Sube, sube si quieres a los más altos balconcillos y recuéstate en uno de ellos, sin prisa pero atento, muy atento a todo lo que veas y oigas. Puedes tirar piedras al agua o dar una cariñosa impresión a los muchachos, tantas veces necesitados de afecto, o de reconocimiento, o simplemente de audiencia, de que alguien, alguna vez, les haga caso y les escuche de verdad, con las dos orejas, y los dos oídos, y con los oídos de los oídos. Los muchachos trabajan también de modos más cotidianos: no son extraterrestres.
Si te asomas, tal vez puedas ver a enrique y a nathalie, en provenza, camino de la casa de lulú, con los niños a cuestas –alexandre y gérome-. Enrique lo repite continuamente: trabajaron duro, ombligo contra ombligo, estuvieron a punto de sumergirse en rilke, y enrique aprendió a michaux.

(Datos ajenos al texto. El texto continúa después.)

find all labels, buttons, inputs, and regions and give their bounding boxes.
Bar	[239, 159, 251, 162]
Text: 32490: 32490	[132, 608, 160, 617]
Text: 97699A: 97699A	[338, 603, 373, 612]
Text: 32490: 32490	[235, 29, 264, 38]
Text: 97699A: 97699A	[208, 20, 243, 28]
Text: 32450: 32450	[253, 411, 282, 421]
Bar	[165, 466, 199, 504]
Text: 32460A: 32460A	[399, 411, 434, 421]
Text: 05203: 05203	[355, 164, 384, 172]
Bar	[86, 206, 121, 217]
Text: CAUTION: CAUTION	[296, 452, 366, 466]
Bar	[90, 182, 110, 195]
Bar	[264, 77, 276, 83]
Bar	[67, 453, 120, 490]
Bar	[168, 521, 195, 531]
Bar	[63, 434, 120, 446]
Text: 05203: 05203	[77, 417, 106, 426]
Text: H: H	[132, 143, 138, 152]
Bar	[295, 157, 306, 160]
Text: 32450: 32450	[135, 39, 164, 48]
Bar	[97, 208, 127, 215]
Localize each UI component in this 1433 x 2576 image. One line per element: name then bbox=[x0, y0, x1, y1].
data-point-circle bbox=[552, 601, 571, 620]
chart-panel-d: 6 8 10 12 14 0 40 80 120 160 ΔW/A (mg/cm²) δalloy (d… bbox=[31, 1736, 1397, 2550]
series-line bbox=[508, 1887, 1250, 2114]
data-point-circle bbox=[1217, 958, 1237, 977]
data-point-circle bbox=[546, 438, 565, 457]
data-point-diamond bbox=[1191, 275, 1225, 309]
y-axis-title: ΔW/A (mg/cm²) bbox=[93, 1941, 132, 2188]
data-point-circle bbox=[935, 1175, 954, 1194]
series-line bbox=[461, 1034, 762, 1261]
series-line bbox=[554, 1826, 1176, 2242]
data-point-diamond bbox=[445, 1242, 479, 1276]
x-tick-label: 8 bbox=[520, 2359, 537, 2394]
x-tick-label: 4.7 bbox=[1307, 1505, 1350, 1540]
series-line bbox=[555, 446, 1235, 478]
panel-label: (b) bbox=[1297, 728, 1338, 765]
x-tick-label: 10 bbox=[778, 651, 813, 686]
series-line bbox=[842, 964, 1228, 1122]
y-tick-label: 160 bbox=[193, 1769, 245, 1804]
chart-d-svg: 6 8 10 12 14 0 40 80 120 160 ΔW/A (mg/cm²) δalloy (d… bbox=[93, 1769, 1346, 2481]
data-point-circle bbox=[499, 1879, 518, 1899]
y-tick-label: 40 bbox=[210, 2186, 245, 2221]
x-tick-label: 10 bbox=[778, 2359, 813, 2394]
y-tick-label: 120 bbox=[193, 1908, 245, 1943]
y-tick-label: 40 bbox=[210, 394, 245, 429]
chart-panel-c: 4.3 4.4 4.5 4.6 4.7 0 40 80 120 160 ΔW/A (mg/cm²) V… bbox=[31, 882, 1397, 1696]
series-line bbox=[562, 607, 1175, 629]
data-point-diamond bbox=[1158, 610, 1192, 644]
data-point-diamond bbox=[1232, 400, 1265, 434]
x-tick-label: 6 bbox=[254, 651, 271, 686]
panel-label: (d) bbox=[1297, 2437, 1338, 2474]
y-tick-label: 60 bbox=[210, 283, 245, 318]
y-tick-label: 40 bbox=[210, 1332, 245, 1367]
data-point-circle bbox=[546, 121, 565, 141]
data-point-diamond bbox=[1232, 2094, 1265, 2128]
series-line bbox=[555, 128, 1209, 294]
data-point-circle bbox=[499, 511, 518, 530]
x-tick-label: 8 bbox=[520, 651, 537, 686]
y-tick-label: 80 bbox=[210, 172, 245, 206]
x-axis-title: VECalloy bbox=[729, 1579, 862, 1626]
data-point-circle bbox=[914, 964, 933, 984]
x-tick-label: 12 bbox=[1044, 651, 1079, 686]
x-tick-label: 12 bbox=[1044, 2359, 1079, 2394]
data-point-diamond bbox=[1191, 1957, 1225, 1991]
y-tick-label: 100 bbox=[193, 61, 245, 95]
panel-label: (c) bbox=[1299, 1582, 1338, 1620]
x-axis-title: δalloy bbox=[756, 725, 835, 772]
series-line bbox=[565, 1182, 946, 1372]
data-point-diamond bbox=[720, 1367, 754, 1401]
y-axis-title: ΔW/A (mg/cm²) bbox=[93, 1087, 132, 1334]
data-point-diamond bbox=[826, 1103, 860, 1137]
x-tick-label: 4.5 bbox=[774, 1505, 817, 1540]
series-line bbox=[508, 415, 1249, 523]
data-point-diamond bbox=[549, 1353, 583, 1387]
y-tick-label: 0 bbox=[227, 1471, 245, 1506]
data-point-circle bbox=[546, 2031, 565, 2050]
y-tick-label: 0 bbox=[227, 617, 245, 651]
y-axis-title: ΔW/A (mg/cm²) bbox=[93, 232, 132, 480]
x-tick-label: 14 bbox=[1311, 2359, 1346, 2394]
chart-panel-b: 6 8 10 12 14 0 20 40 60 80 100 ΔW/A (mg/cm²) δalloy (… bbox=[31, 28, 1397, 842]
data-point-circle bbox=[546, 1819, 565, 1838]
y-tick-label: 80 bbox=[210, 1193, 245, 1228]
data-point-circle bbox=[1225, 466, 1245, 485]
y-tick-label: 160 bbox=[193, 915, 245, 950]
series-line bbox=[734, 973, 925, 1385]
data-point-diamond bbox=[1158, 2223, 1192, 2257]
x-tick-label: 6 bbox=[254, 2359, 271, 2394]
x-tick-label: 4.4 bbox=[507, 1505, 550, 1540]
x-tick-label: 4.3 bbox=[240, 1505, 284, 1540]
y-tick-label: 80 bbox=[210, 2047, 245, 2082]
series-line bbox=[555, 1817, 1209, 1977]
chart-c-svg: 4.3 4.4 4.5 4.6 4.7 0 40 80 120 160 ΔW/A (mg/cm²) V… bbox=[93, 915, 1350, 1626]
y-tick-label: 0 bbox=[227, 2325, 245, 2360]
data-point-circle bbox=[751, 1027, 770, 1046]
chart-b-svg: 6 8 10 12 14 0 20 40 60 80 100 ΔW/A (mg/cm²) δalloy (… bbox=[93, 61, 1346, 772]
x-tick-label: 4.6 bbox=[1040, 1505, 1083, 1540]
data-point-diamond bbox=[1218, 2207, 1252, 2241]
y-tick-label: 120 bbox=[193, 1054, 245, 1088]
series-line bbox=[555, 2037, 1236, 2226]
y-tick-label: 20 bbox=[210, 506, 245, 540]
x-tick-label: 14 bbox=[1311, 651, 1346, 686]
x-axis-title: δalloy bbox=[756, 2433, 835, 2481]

Llama a nathalie mi viejecilla, mi avispa, mi vientre. Bien, es cierto que todas sus buenas intenciones fracasaron y sus proyectos se redujeron a polvo y todo estuvo mal desde el principio, pero los muchachos estuvieron a punto de ejecutar un trabajo perfecto, sin duda: el amor es uno de sus puntos fuertes.
También tienes ahí a nicanor para mostrarte que los muchachos trabajan duro, esta vez le ha tocado convencer a lázaro de que no resucite, y le ofrece argumentos más que atendibles.
Escuchemos, escuchemos: ¿no recuerdas cómo era la cosa, viejo? no aguantabas ni a tu propia sombra, tu corazón era un montón de escombros y de tu alma no quedaba nada. Cadáver eres feliz, ríete de los peces de colores –aló, aló, no te hagas el sordo-, ya estás libre de polvo y paja, en tu sepulcro no falta de nada: ¡no resucites por ningún motivo!